Keane v. McGeady

36 F.R.D. 682 | E.D. Pa. | 1965

BODY, District Judge.

Defendant has filed a motion to dismiss this action alleging that service of the complaint was improper in as much as he was enticed, tricked, lured and inveigled into this jurisdiction by the plaintiff merely for the purpose of obtaining personal service upon him.

The complaint was filed on May 14, 1964 as the result of a motor vehicle accident which occurred on November 18, 1962 on a public highway between Baltimore, Maryland, and Washington, D. C. It is alleged that defendant, a citizen of the State of Maryland, was operating his vehicle in a careless and negligent manner, thus causing it to collide with another vehicle, resulting in injuries to the plaintiff, a citizen of the Commonwealth of Pennsylvania, who was a passenger in defendant’s vehicle. The case is properly before the Court with diversity of citizenship being present; and the amount in controversy, exclusive of interest and costs, exceeds the sum of ten thousand dollars ($10,000.00).

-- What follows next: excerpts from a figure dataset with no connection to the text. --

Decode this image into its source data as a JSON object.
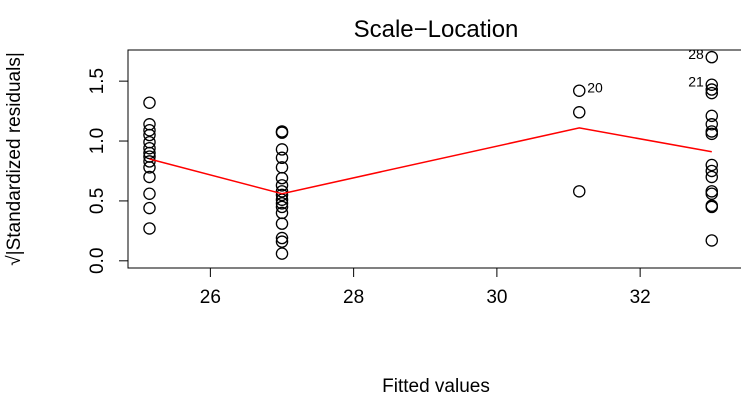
{
  "chart_data": {
    "type": "scatter",
    "title": "Scale−Location",
    "xlabel": "Fitted values",
    "ylabel": "√|Standardized residuals|",
    "xlim": [
      24.85,
      33.45
    ],
    "ylim": [
      -0.06,
      1.76
    ],
    "xticks": [
      26,
      28,
      30,
      32
    ],
    "yticks": [
      0.0,
      0.5,
      1.0,
      1.5
    ],
    "xtick_labels": [
      "26",
      "28",
      "30",
      "32"
    ],
    "ytick_labels": [
      "0.0",
      "0.5",
      "1.0",
      "1.5"
    ],
    "grid": false,
    "point_color": "#000000",
    "line_color": "#ff0000",
    "series": [
      {
        "kind": "points",
        "points": [
          [
            25.15,
            1.32
          ],
          [
            25.15,
            1.14
          ],
          [
            25.15,
            1.09
          ],
          [
            25.15,
            1.05
          ],
          [
            25.15,
            0.99
          ],
          [
            25.15,
            0.94
          ],
          [
            25.15,
            0.9
          ],
          [
            25.15,
            0.87
          ],
          [
            25.15,
            0.83
          ],
          [
            25.15,
            0.78
          ],
          [
            25.15,
            0.7
          ],
          [
            25.15,
            0.56
          ],
          [
            25.15,
            0.44
          ],
          [
            25.15,
            0.27
          ],
          [
            27.0,
            1.08
          ],
          [
            27.0,
            1.07
          ],
          [
            27.0,
            0.93
          ],
          [
            27.0,
            0.86
          ],
          [
            27.0,
            0.78
          ],
          [
            27.0,
            0.69
          ],
          [
            27.0,
            0.63
          ],
          [
            27.0,
            0.58
          ],
          [
            27.0,
            0.55
          ],
          [
            27.0,
            0.51
          ],
          [
            27.0,
            0.48
          ],
          [
            27.0,
            0.45
          ],
          [
            27.0,
            0.4
          ],
          [
            27.0,
            0.31
          ],
          [
            27.0,
            0.19
          ],
          [
            27.0,
            0.16
          ],
          [
            27.0,
            0.06
          ],
          [
            31.15,
            1.42
          ],
          [
            31.15,
            1.24
          ],
          [
            31.15,
            0.58
          ],
          [
            33.0,
            1.7
          ],
          [
            33.0,
            1.47
          ],
          [
            33.0,
            1.43
          ],
          [
            33.0,
            1.4
          ],
          [
            33.0,
            1.21
          ],
          [
            33.0,
            1.14
          ],
          [
            33.0,
            1.08
          ],
          [
            33.0,
            1.06
          ],
          [
            33.0,
            0.8
          ],
          [
            33.0,
            0.75
          ],
          [
            33.0,
            0.7
          ],
          [
            33.0,
            0.58
          ],
          [
            33.0,
            0.56
          ],
          [
            33.0,
            0.46
          ],
          [
            33.0,
            0.45
          ],
          [
            33.0,
            0.17
          ]
        ]
      },
      {
        "kind": "line",
        "points": [
          [
            25.15,
            0.85
          ],
          [
            27.0,
            0.56
          ],
          [
            31.15,
            1.11
          ],
          [
            33.0,
            0.91
          ]
        ]
      }
    ],
    "annotations": [
      {
        "text": "20",
        "x": 31.15,
        "y": 1.42,
        "side": "right"
      },
      {
        "text": "28",
        "x": 33.0,
        "y": 1.7,
        "side": "left"
      },
      {
        "text": "21",
        "x": 33.0,
        "y": 1.47,
        "side": "left"
      }
    ]
  }
}
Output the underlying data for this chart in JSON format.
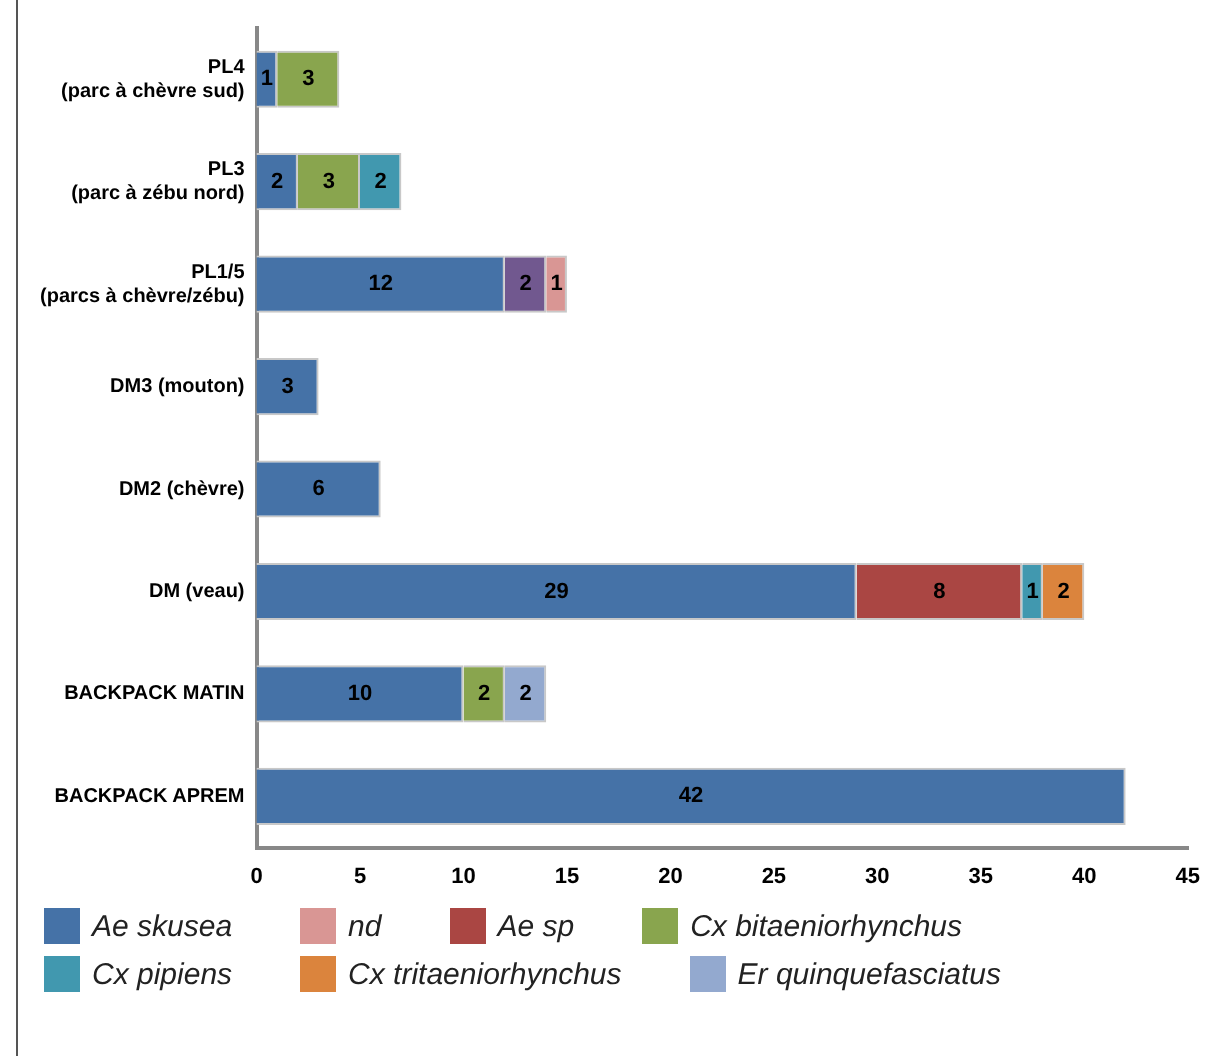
{
  "chart_data": {
    "type": "bar",
    "orientation": "horizontal",
    "stacked": true,
    "data_labels": true,
    "grid": false,
    "legend": "bottom",
    "categories": [
      "PL4\n(parc à chèvre sud)",
      "PL3\n(parc à zébu nord)",
      "PL1/5\n(parcs à chèvre/zébu)",
      "DM3 (mouton)",
      "DM2 (chèvre)",
      "DM (veau)",
      "BACKPACK MATIN",
      "BACKPACK APREM"
    ],
    "xlim": [
      0,
      45
    ],
    "xticks": [
      0,
      5,
      10,
      15,
      20,
      25,
      30,
      35,
      40,
      45
    ],
    "series": [
      {
        "name": "Ae skusea",
        "color": "#4572a7",
        "values": [
          1,
          2,
          12,
          3,
          6,
          29,
          10,
          42
        ]
      },
      {
        "color": "#71588f",
        "values": [
          null,
          null,
          2,
          null,
          null,
          null,
          null,
          null
        ]
      },
      {
        "name": "nd",
        "color": "#d99694",
        "values": [
          null,
          null,
          1,
          null,
          null,
          null,
          null,
          null
        ]
      },
      {
        "name": "Ae sp",
        "color": "#aa4643",
        "values": [
          null,
          null,
          null,
          null,
          null,
          8,
          null,
          null
        ]
      },
      {
        "name": "Cx bitaeniorhynchus",
        "color": "#89a54e",
        "values": [
          3,
          3,
          null,
          null,
          null,
          null,
          2,
          null
        ]
      },
      {
        "name": "Cx pipiens",
        "color": "#4198af",
        "values": [
          null,
          2,
          null,
          null,
          null,
          1,
          null,
          null
        ]
      },
      {
        "name": "Cx tritaeniorhynchus",
        "color": "#db843d",
        "values": [
          null,
          null,
          null,
          null,
          null,
          2,
          null,
          null
        ]
      },
      {
        "name": "Er quinquefasciatus",
        "color": "#93a9cf",
        "values": [
          null,
          null,
          null,
          null,
          null,
          null,
          2,
          null
        ]
      }
    ]
  }
}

Under such circumstances as alleged by the defendant, if proven, such service of process would be invalid and this Court would divest itself of ' jurisdiction. Hotlen v. Middour, 404 Pa. 351, 171 A.2d 760. However, defendant has failed to prove his allegations of fraud or trickery. The depositions of plaintiff and defendant that were taken on October 28, 1964 fail to support the claim of defendant.

The depositions reveal that plaintiff and defendant became acquainted in March 1962 while they were both students at the University of Pennsylvania in Philadelphia. After defendant was graduated in May 1962, he resided in Baltimore, Maryland. Defendant came to visit plaintiff in Philadelphia on the average of every other week-end between March 1964 and May 18, 1964. Plaintiff was to be graduated and a luncheon was to be held on May 18, 1964 at Bookbinders restaurant in Philadelphia by a sorority of which plaintiff was a member in honor of all graduating sorority sisters. Each girl was permitted to invite any number of guests at her expense. Defendant knew he was going to be invited to attend the luncheon approximately one month in advance of this date, so as to make it possible for him to arrange to be absent from work.

Subsequent to the accident defendant was told by plaintiff’s father, in the presence of plaintiff, that he might be served with a complaint at some'future date when he came to Philadelphia (Dep. p. 5). Thus defendant was on notice, had knowledge of the existence of ' a complaint, and the possible service of the same when he came to Philadelphia.

*684In answer to a question asked of defendant at the deposition as to the reason for his trip to Philadelphia on May 18, 1964, he stated that he came to attend the baccalaureate, the graduation and the luncheon (p. 20). Defendant did' not state, and all the facts do not indicate, that he was tricked, enticed, lured or inveigled into attending these social functions. Thus it is clear that defendant cannot rely on the doctrine enunciated in Hotlen v. Middour, supra, to set aside the service of the complaint, and jurisdiction of this Court should not be -divested.

ORDER

And now, this twenty-sixth day of February, 1965, in accordance with the foregoing Opinion, it is ordered that the motion of Francis X. McGeady, defendant, to dismiss the complaint be and the same is hereby denied.